2024-09-23 lecture 12

CS 5134/6034 Natural Language Processing Fall 2024 Lecture 12: Sequence Labeling Shallow Parsing

Definition

  • Shallow parsing (also known as partial parsing or syntactic chunking) generates fragments representing local syntactic constituents rather than complete parse trees.

Key Constituents Identified

  • Traditional shallow parsers focus on:

    • Noun Phrases (NP)

    • Verb Phrases (VP)

    • Prepositional Phrases (PP)

Mechanisms

  • Finite state machines are commonly used for recognizing these constituents by applying simple grammar rules and heuristics.

  • Shallow parsers can be rule-based or trained using BIO labeling.

Shallow Parsing Example

  • Flat syntactic representation: Shallow parsers produce fragments of non-recursive constituents called "chunks."

  • Example sentences demonstrate various chunk representations:

      1. NP: The election in NP: the U.S. VP: will occur PP: in November

      1. NP: The election PP: in the U.S. will occur PP: in November

      1. NP: The election PP: in the U.S. VP: will occur PP: in November

Benefits of Shallow Parsing

  • Speed: Generally faster than full parsing.

  • Robustness: More robust when processing ungrammatical input (e.g., from Twitter, speech).

  • Less Complexity: Certain ambiguity issues can be ignored; deep syntactic structures are not always necessary for specific NLP applications.

Weaknesses of Shallow Parsing

  • Limited Attachments: Cannot handle attachment ambiguities effectively.

  • Inability to Represent: Cannot represent embedded relative clauses or reduced relative clauses.

  • Syntactic Roles: Typically does not assign syntactic roles such as subject or object.

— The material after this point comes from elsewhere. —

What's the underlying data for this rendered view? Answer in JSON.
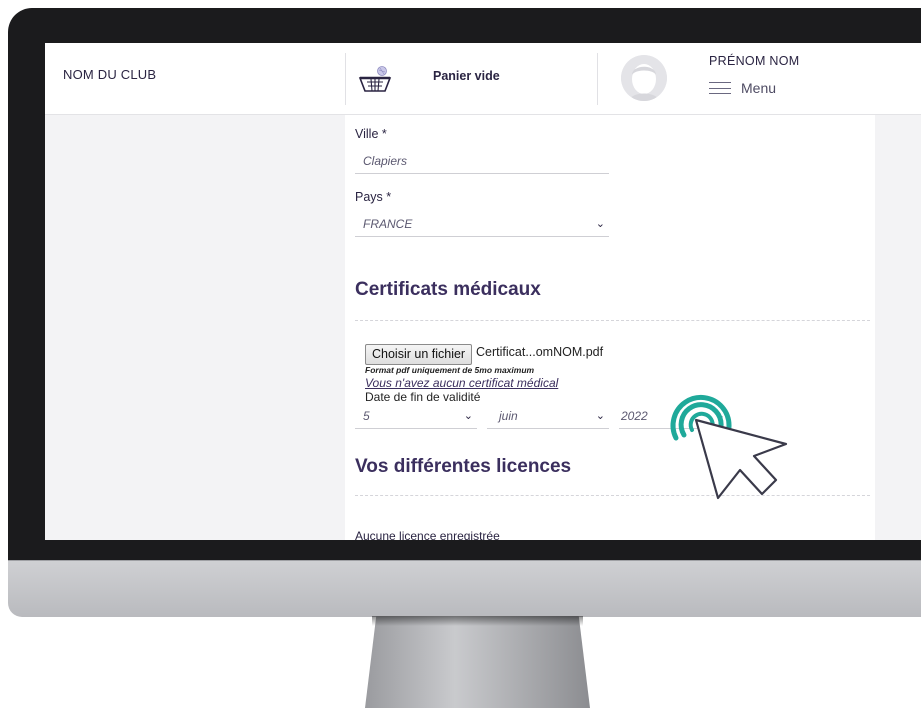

Named Entity Recognition (NER)

Definition

  • NER systems identify specific types of entities such as:

    • Proper Names: individuals, organizations, locations (Elvis Presley, IBM, Washington)

    • Dates & Times: variations including November 9, 1997, 10:29 pm, etc.

    • Measures: percentages, monetary values, various measurements (45%, $1.4 billion)

    • Other Types: URLs, email addresses, etc.

Challenges

  1. Dynamic Naming: New proper names are frequently created.

  2. Capitalization Issues: Proper names can be capitalized or not, making them harder to identify (e.g., "University of Cincinnati").

  3. Case in Spoken Language: Spoken language lacks case distinction.

  4. Abbreviations and Acronyms: Not all acronyms are proper names (e.g., NLP, AI).

Ambiguity in Proper Names

  • Entities like companies and locations may have ambiguous designs (e.g., Ford, Washington) leading to classification issues.

  • Acronyms can represent multiple meanings (e.g., ACL, UC).

Rule-Based vs. Machine Learning Approaches

Rule-Based Systems

  • Advantages: High performance in specialized domains.

  • Disadvantages: Costly and limited to domain-specific applications.

Machine Learning Systems

  • Advantages: Adaptability for new domains.

  • Disadvantages: Require annotated training corpus.

Common Types of Rules in NER

  • List Matching: Common person names, organization names, and location gazetteers.

  • Leading/Trailing Terms: Identifiers for titles (e.g., Prof., Inc.).

  • Surface Structure Patterns: Specific formats for dates, phone numbers, etc.

  • Contextual Patterns: Location presence in phrases (e.g., "headquarters in X").

Machine Learning Models for NER

  • NER models can be constructed using:

    • Hidden Markov Models (HMM)

    • Maximum-entropy Markov Models (MEMM)

    • Conditional Random Fields (CRF)

Sequence Tagging Methodology

  • Named entity recognition as a classification/tagging problem using BIO notation.

    • Example: "John/B Smith/I gave/O Mary/B a/O book/O about/O Alaska/B"

HMM for NER

  • HMMs use transition and emission probabilities based on a labeled NE corpus.

  • Limitations: Cannot leverage arbitrary features.

Maximum Entropy Markov Models (MEMM)

  • MEMMs rely on logistic regression classifiers to estimate tag sequences.

  • MEMMs define feature functions for predicting labels and require careful feature selection.

Conditional Random Fields (CRF)

  • CRFs model globally to maximize sequence probability rather than individually, addressing the label bias problem associated with MEMMs.

NER Implementation: MENERGI System

  • Example of a maximum entropy approach for NER, leveraging both local and global features.

  • Recognizes multiple named entities and applies specific tagging schemes:

    • Types: Person, Organization, Location, Date, Time, Money, Percent

    • Subdivisions: Begin/Continue/End and Unique classifications.

Addressing Illegal Tag Sequences

  • Strategies to address inadmissible tag sequences by defining transition probabilities between classes.

Feature Sets and Dictionaries in NER

  • Local features based on target word properties and global features contextualize entity occurrence.

  • External dictionaries underscore the importance of comprehensive, accurate datasets to enhance recognition capabilities.